Not unexpectedly, all of this prompted some vague murmurings about Robb's future as a national figure, speculation that began practically the moment he was elected lieutenant governor in 1977. Robb and his top aides were quick to curb any talk of possible vice-presidential nominations in 1984, but some of the governor's loyal supporters were not so circumspect.
"I'd like to see him on the ticket," said Tom Blackburn-Rodriguez, a delegate from Fairfax County. "I think his stability and reasonableness come across really well. And as a Southerner, he would be a help for a lot of these candidates."
Vera Hall, a delegate from Baltimore who sat through the entire morning's panel discussion on "Promoting Economic Growth and Opportunity" and listened to Robb give a presentation, said she was keeping her eye on Robb. "I was very impressed with the way he was thinking in terms of long-term solutions," she said."He seems to have a particularly balancd approach."
Robb himself said later that he identifies with a group of emerging figures in the Democratic Party, a group into which he lumps Sen. Bill Bradley of New Jersey, Rep. James R. Jones of Oklahoma, Rep. Timothy E. Wirth of Colorado among others.
"I work easily with these folks," said Robb, who described the group as members of a younger generation of politicians looking for new ideas, such as Bradley's sponsorship of a simplified tax system.
"It is a group that has a clear vested interest in the future. That part I identify with I don't have to embrace every detail in the Bradley plan to applaud the idea."
Like many at the conference, Robb has decided to wait before choosing sides in the jockeying for the presidential nomination. "It is too early for me to do anything," he said. Robb said he told all the candidates mentioned that he would help them meet people in Virginia, but he made it clear that he will remain neutral for the near future.
"At some point," said Robb, "I expect I will get involved."

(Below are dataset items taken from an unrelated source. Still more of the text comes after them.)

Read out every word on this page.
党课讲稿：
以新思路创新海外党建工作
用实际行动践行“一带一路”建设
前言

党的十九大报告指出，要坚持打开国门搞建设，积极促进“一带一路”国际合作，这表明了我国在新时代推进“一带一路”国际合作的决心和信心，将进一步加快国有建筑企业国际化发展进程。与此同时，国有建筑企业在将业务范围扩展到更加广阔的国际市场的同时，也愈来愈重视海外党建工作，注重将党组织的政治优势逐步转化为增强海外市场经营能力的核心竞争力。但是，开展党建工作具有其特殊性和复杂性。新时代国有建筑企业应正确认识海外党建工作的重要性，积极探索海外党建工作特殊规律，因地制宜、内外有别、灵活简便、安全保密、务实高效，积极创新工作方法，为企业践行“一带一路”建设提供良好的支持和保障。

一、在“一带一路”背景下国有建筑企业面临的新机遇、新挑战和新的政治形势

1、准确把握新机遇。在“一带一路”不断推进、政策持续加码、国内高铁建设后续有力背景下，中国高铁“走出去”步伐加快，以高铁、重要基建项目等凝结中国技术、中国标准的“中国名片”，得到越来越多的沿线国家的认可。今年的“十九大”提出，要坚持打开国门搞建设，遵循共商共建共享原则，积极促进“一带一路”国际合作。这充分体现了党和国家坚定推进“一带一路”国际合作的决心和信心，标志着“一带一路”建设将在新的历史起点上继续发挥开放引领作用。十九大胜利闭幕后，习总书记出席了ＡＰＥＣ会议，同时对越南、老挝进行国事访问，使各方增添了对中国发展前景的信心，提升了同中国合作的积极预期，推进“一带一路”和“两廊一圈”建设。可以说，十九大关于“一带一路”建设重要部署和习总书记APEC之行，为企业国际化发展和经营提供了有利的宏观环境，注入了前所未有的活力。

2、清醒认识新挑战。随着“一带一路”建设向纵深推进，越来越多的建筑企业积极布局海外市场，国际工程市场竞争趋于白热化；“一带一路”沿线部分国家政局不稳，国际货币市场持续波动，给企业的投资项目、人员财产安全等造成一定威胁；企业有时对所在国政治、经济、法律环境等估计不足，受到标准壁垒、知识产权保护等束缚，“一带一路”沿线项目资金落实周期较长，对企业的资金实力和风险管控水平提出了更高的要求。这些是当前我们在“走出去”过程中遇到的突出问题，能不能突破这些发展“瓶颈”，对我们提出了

The star quality that surrounds the Robbs even rubbed off on perhaps the biggest political celebrity of them all at this conference: Sen. Edward M. Kennedy of Massachusetts. On their way into the governors' lunch, Kennedy hugged Lynda. And though the Robbs and Kennedy are next-door neighbors in McLean, Kennedy, amid the television cameras, turned to Virginia's First Lady and said, "I'd like you to meet my daughter."